Bradley C. S. Watson, Modern Age, June 2015.
Excerpt:
When Harry V. Jaffa died on January 10 of this year, he left a legacy that the conservative intellectual movement will be sifting for generations. More than anything else, he represented the constitutionalist strain of modern American conservatism. Indeed, he invented it. It was Jaffa who brought Leo Strauss’s approach to political inquiry to bear squarely on America and the American founding. For Jaffa and his students, a close reading of the Great Books of Western civilization includes a close reading of the words and deeds of America’s Founders. And it includes the words and deeds of the greatest interpreters of the Founders, especially Abraham Lincoln.

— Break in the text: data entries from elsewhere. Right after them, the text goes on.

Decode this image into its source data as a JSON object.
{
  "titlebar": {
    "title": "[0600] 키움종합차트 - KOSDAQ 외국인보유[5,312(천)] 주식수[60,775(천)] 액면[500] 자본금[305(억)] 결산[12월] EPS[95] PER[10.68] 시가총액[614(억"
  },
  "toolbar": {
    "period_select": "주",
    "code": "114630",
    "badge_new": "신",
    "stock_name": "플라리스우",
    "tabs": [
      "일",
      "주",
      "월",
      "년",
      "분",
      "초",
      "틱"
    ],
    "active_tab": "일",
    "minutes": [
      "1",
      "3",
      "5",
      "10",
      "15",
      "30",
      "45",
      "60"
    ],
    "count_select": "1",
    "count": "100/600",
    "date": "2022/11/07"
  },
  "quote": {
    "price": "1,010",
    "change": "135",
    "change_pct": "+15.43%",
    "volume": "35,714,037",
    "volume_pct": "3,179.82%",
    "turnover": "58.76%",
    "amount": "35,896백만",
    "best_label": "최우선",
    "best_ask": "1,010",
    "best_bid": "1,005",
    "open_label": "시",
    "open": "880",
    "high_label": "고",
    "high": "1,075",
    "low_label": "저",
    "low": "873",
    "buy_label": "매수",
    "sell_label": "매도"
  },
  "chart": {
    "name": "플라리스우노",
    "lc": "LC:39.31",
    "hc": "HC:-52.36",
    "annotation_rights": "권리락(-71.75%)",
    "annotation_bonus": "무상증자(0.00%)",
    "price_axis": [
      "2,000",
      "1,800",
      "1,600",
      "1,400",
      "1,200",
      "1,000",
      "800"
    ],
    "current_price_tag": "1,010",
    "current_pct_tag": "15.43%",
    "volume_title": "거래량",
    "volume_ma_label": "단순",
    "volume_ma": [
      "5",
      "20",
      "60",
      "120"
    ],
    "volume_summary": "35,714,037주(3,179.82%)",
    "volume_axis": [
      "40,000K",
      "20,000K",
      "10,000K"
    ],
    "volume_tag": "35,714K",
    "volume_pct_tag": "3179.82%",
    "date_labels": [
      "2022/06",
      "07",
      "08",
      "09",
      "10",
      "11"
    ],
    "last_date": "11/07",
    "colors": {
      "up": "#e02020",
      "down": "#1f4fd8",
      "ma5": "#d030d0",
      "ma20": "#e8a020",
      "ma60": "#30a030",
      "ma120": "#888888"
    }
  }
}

But Jaffa was an Aristotle scholar before he was a Lincoln scholar, and his approach to political inquiry–which would become known as “West Coast Straussianism” or the “Claremont School”–recognizes that politics is ultimately a practical rather than a theoretical science. Deeds matter, and particularly the deeds of great statesmen. When such statesmen can also write–as could Lincoln or Churchill, in spades–political art and understanding come together in a scrutable manner. Through this, students catch glimpses of political reality–and the higher reality toward which it points, including the primary question of the good. For Jaffa, to aim straight for the higher on the basis of philosophic rationalism is a fool’s errand. West Coast Straussians continue, on the whole, to eschew esoteric debates and have much broader sympathies than philosophy merely. They care about America and about the moral-political order. They learned such care from the master: there was never a tone of condescension in Harry’s voice when he spoke of those things, which was almost all the time.